Ci sono poi le previsioni sull’andamento delle spese degli italiani di Federconsumatori. Secondo l’Osservatorio dell’Associazione dei consumatori, soltanto il 48% delle famiglie (pari a 11 milioni 500 mila) approfitterà della stagione dei saldi, con una spesa totale (ben inferiore a quella dello scorso anno) di 1.75 miliardi di Euro, pari a 150 Euro a famiglia (60 Euro pro-capite).

"Per chi, comunque, ha in programma di fare degli acquisti d’occasione, si consiglia, per verificare l’effettivo sconto applicato, di memorizzare il prezzo del prodotto che siete interessati ad acquistare prima dell’inizio dei saldi e, se non vi fidate troppo della vostra memoria, per conservare una testimonianza certa, potete sempre avvalervi della fotocamera del vostro cellulare".

Federconsumatori ed Adusbef propongono un Decalogo per evitare di incappare in trucchetti e raggiri che, purtroppo, in questo periodo proliferano.

Adiconsum ricorda ai consumatori che l’obiettivo deve essere quello di acquistare il prodotto al miglior rapporto qualità-prezzo.
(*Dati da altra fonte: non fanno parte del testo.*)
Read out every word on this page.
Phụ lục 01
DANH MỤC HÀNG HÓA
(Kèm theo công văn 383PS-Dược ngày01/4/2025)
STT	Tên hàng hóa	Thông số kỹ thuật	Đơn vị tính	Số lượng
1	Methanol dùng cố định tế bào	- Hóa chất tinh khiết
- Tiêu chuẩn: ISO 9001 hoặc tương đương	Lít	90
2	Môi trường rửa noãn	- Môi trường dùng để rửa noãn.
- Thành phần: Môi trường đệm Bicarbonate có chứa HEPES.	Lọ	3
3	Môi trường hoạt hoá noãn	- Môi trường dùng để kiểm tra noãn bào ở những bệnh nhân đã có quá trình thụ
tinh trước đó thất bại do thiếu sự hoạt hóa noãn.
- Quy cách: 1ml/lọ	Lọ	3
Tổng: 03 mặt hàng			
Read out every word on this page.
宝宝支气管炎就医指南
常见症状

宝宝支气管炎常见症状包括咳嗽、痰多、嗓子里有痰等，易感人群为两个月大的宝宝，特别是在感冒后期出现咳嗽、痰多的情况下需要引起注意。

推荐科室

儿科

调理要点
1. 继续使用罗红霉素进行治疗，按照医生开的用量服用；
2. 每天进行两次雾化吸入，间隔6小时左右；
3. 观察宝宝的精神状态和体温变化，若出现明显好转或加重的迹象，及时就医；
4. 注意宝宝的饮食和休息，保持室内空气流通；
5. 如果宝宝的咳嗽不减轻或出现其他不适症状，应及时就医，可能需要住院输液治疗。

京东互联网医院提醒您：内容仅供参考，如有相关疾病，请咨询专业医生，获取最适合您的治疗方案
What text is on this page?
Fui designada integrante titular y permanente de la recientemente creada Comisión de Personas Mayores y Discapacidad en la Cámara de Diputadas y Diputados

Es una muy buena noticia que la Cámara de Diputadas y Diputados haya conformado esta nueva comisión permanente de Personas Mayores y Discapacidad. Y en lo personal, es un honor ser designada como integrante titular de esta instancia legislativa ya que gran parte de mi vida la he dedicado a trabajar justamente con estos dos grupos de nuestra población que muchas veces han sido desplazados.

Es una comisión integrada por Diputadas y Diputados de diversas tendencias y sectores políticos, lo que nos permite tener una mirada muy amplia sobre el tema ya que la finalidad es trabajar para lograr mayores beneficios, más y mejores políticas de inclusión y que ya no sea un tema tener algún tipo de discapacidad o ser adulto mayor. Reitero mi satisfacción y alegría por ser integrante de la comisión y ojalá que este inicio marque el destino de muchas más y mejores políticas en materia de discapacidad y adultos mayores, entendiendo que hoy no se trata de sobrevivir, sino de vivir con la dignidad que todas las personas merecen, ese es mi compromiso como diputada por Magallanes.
Perché i saldi consentano effettivamente di acquistare risparmiando, Adiconsum evidenzia alcuni aspetti della normativa:

  • sull’oggetto in saldo deve essere sempre riportato il prezzo d’origine non scontato, la percentuale di sconto applicata e il prezzo finale;
  • anche in periodo di saldi è possibile cambiare il prodotto difettoso (non si può cambiare perché si è cambiata idea sul colore o sul modello).

Anche in periodo di saldi è possibile pagare con carte di credito o di debito (se l’esercizio è abilitato). Adiconsum avverte che qualora il commerciante si rifiuti di seguire tali regole, ci si deve rivolgere alla Polizia Municipale e segnalare il caso anche alle associazioni consumatori.